Thank you.
On April 30, Scott Smith of the Canadian Chamber of Commerce, in appearing before this committee, referred to my research that ranks countries in terms of useful connectivity. Briefly, my research emphasizes that the services, skills, and applications required to turn pipes and conduits into useful connectivity are what produce jobs and productivity. I'm going to talk briefly about that, then talk about the new databases now available at StatsCan that will allow us to look more deeply into the productivity dilemma. Lastly, I'll just throw out an idea about an untapped resource, the business schools across this country.
In our study, connectivity is usually understood to be the copper fibre, wires, network computers, mobile phones, and base stations. It is much more than that. That kind of physical infrastructure has to be expanded to include the complementary assets that economists talk about—the software skills, the applications embodied in people that are required to turn those assets into productivity enhancement.
Basically, Canada's gaps are not in infrastructure. There is a problem with SMEs in rural areas, but otherwise all major OECD economies have very high access to and penetration of fixed and mobile broadband. The studies that we rely upon, such as the OECD, remind me of the story about the drunk who's scrambling under a lightpost looking for his keys when a passerby says, “Can I help you? Where did you lose your keys?” And the drunk says, “Well, about a mile from here”. The passerby says “Why are you looking here?” and the drunk says, “Because there's light”. So, with a lot of these rankings, including my own, we're basically scrambling for data and measuring the obvious.
The reasons there are gaps in take up are not the obvious. For example, what we do when looking at business infrastructure, beside the obvious on the uptake of mobile and broadband, is to include the use of new data protocols such as ethernet and IP virtual private networks. We look at fixed and mobile enterprise lines. We look at cloud computing services as a percentage of business turnover. We look at corporate data services spending. What we're trying to do in my research is basically expand beyond the obvious and look at those sources of applications and services that are necessary for the take up of these services.

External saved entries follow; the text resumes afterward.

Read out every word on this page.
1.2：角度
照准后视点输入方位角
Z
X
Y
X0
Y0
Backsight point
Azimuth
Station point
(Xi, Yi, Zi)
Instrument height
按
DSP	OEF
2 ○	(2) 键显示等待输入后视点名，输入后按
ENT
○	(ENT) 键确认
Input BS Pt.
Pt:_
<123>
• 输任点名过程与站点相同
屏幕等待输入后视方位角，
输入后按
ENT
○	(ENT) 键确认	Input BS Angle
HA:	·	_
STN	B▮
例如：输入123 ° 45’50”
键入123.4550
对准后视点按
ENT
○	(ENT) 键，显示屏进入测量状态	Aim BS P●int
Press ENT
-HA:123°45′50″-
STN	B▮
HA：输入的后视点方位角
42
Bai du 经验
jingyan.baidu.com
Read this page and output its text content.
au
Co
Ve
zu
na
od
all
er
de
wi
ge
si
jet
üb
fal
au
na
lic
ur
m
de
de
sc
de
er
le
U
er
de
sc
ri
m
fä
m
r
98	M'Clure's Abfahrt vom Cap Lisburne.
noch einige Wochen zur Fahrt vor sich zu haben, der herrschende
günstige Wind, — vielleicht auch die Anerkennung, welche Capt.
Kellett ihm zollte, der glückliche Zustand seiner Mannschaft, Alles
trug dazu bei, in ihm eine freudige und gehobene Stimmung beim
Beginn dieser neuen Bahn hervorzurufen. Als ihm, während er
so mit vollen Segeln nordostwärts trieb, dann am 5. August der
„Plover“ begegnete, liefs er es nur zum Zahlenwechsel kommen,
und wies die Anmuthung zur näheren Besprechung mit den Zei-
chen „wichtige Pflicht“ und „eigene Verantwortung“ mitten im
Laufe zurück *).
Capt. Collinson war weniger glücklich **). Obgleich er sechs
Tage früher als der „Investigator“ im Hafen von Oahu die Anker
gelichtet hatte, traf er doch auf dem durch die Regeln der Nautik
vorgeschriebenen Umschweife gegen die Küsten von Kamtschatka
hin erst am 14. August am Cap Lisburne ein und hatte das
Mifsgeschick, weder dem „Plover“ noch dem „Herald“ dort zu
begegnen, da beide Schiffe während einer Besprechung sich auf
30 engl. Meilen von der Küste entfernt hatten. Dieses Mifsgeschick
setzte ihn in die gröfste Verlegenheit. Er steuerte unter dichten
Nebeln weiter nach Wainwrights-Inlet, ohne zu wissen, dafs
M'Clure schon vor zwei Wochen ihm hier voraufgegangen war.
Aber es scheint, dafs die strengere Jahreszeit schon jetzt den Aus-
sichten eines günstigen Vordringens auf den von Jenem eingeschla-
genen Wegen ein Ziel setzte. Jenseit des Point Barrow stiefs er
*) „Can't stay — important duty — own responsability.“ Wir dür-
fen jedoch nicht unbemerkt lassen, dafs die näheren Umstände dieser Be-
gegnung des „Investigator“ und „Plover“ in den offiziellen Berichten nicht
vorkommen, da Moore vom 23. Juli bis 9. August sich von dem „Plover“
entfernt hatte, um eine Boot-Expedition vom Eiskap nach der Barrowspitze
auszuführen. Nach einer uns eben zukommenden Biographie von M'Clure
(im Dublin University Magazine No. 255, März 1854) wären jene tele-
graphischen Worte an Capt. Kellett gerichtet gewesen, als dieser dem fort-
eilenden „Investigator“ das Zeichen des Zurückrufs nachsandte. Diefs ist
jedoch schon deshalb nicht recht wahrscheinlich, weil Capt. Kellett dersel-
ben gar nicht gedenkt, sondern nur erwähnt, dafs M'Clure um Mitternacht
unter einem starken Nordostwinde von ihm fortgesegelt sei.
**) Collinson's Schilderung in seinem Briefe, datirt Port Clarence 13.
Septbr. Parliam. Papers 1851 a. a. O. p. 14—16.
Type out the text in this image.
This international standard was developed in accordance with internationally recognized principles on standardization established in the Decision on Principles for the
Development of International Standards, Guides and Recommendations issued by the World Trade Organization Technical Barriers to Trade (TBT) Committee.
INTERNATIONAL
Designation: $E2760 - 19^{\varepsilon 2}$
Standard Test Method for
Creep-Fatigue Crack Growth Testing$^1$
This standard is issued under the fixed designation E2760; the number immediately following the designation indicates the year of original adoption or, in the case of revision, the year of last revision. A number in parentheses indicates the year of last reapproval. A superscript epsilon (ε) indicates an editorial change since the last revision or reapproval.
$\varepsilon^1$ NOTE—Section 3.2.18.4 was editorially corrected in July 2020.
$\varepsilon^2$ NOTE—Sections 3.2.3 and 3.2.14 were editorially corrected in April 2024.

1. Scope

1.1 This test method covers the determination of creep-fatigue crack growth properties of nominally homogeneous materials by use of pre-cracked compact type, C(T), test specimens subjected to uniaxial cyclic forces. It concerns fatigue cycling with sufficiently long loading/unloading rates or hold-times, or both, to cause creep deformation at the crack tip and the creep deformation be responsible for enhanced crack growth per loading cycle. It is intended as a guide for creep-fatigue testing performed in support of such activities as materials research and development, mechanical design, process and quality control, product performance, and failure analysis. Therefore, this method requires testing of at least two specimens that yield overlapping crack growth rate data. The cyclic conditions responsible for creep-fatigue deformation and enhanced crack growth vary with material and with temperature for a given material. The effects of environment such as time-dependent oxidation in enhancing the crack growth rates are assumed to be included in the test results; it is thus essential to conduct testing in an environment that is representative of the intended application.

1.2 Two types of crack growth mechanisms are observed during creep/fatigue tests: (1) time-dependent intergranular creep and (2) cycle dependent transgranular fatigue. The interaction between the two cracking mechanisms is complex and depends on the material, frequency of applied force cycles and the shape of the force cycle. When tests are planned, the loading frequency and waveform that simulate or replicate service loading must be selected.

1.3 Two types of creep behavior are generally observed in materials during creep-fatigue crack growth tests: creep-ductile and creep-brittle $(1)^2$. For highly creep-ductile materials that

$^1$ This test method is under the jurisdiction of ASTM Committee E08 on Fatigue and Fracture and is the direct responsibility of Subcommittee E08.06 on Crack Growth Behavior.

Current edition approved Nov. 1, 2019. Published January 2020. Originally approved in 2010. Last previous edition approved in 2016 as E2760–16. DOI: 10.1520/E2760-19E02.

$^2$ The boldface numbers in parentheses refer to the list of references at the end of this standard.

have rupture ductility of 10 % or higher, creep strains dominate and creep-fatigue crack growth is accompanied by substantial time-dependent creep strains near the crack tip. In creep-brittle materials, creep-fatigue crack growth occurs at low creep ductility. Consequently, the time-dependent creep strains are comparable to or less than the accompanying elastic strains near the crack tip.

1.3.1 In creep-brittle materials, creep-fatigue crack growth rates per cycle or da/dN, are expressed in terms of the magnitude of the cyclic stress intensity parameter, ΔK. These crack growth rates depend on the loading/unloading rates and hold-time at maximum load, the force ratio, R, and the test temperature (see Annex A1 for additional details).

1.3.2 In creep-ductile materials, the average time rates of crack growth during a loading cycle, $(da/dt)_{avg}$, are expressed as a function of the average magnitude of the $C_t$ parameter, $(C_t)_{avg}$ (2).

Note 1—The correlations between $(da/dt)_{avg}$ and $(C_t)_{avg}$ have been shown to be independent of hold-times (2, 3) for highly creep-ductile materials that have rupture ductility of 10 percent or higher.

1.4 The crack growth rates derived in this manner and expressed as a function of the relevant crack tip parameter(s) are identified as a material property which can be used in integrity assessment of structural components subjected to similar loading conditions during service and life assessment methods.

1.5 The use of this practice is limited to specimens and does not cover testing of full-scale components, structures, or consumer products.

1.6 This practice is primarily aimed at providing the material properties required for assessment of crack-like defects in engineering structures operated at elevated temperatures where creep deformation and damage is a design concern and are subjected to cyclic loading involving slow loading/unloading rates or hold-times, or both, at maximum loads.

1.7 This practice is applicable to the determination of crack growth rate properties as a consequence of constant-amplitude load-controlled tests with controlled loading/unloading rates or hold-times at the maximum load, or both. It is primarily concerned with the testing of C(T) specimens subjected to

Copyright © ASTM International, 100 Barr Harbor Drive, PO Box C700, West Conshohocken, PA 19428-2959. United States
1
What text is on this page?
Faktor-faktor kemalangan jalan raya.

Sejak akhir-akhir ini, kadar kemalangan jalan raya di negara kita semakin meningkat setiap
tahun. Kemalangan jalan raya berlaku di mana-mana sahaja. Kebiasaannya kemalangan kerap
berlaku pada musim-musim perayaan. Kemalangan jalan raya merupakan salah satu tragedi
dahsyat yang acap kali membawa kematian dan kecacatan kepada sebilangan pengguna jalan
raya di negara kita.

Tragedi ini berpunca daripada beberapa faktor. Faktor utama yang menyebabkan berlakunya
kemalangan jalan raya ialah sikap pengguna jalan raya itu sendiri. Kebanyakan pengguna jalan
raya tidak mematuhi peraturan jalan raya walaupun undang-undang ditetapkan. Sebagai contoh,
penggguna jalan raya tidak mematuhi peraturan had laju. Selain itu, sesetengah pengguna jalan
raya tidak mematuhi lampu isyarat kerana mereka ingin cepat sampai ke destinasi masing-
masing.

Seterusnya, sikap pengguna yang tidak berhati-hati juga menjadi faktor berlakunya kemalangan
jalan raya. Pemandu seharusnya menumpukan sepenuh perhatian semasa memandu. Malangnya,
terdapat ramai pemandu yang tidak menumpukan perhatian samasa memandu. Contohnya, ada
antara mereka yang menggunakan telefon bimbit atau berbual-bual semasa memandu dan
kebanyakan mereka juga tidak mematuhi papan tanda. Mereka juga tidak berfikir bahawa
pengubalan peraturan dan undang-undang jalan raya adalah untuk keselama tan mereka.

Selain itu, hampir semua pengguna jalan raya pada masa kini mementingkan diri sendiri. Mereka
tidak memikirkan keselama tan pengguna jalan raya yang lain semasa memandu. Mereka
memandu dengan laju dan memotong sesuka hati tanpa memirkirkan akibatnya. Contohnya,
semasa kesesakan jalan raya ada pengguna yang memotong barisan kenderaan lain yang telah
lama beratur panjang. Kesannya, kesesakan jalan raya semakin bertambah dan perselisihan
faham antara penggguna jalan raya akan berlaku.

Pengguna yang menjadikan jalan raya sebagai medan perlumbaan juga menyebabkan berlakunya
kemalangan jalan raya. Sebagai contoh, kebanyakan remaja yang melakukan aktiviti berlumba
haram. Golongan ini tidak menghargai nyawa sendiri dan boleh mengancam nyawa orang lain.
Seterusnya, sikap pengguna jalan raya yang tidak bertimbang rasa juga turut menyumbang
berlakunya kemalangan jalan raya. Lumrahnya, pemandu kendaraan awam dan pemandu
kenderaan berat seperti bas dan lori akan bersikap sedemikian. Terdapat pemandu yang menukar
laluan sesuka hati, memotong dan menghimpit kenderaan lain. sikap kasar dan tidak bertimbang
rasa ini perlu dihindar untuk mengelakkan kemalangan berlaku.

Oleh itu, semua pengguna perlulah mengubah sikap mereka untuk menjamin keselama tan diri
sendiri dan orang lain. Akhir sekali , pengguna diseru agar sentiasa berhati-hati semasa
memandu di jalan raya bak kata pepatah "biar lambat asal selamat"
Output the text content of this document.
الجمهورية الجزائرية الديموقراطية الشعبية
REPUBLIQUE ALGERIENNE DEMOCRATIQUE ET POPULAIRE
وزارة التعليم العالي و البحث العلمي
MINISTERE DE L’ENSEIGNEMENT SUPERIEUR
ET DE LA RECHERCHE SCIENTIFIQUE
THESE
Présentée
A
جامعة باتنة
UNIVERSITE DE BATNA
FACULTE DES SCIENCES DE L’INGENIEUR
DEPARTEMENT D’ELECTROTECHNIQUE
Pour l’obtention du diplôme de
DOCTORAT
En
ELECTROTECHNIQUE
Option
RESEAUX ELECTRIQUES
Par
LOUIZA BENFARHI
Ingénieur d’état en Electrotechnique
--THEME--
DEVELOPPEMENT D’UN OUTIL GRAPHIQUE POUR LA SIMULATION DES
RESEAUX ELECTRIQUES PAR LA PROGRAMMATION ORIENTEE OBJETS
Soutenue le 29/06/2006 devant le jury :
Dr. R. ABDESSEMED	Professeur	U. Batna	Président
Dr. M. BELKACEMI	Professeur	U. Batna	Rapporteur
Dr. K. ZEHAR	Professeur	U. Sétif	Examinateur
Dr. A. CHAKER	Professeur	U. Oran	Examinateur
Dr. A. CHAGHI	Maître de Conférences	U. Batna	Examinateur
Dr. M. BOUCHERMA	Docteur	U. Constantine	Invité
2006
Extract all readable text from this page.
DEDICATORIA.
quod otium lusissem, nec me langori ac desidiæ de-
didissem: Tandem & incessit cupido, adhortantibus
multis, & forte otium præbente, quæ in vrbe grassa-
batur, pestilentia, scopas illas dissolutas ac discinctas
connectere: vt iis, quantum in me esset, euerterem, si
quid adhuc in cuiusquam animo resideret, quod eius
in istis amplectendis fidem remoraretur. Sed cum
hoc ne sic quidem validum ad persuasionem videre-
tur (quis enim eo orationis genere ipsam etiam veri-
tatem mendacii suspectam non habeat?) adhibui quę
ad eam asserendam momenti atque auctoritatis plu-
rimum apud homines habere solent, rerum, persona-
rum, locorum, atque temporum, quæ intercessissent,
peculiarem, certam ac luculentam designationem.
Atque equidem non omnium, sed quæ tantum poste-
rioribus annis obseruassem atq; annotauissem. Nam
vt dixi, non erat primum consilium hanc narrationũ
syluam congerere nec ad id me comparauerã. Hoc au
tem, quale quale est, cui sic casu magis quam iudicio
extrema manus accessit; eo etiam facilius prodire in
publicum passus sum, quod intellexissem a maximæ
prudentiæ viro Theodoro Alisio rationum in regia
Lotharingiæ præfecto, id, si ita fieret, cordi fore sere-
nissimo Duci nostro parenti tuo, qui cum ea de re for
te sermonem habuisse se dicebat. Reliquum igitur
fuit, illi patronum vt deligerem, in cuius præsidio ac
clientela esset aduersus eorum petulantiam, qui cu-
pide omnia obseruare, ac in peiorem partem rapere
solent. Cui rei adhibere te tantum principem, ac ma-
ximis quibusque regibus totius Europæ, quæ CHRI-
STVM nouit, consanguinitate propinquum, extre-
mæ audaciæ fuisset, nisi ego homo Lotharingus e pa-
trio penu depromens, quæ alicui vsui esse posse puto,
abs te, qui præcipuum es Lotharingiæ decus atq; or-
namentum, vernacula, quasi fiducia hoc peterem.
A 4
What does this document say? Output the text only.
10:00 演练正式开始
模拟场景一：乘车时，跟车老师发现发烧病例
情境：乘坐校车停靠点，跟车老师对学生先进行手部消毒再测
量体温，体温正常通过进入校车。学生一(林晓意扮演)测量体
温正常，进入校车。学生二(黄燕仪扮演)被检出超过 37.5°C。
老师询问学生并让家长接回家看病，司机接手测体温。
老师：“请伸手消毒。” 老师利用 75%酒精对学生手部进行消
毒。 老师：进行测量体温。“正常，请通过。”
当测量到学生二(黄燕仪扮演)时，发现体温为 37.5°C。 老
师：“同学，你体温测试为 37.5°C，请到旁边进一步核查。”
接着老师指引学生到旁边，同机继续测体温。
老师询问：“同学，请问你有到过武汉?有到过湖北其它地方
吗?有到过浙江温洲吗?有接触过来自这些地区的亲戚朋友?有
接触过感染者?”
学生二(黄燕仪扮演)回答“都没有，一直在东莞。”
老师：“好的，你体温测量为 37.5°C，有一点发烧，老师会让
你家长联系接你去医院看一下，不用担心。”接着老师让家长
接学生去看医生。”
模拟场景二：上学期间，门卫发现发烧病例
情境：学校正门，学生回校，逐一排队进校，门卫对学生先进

Statistics Canada has unveiled a new, very large database thanks to the use now of tax data. It took years to be able to use tax data because of the identity issues involved. A lot of the kinds of assets we want to measure can be written off, so tax data give us firm data and much better measures of the assets and services that firms are actually using.
The studies that will be used in the next few years will allow us to examine the unfortunate productivity gap. There's a new paper that came out today from Stats Canada by John Baldwin, who tries to look at some of the missing data that we don't have a good handle on. His analysis in the data available today suggests that the productivity gap between us and the U.S. is even larger than we had thought.
I have an idea. Business schools are all across the country. I've been a dean at DeGroote for four months. I was dean at the Haskayne School of Business in Calgary for five years. We have a tremendous network of business schools across the country. It's an untapped resource to enable us to help all users, especially SMEs, with applications and services. It's really the applications that are missing. When we're looking at Canadian data—and Michael talked about this—our kids are with it, but the managers in Canada don't seem to be. SMEs, of course, have the great problems that were just discussed, which is that there are economies of scale to using these.
So without talking to any of my fellow deans, I would propose that we're everywhere in the country and that together we can provide a network, in combination with the Conference Board and the Canadian Federation of Independent Business and these other organizations, that would be a complete source. I think Michael would agree. If you look at some of the data on what people think of CEOs, do they trust them? No. Do they trust politicians? I'm sorry, they don't trust them either. They do trust professors, and I think with the advantages we have in universities, we can provide a willing arm to help.
I'm pleased to answer any questions as we move forward.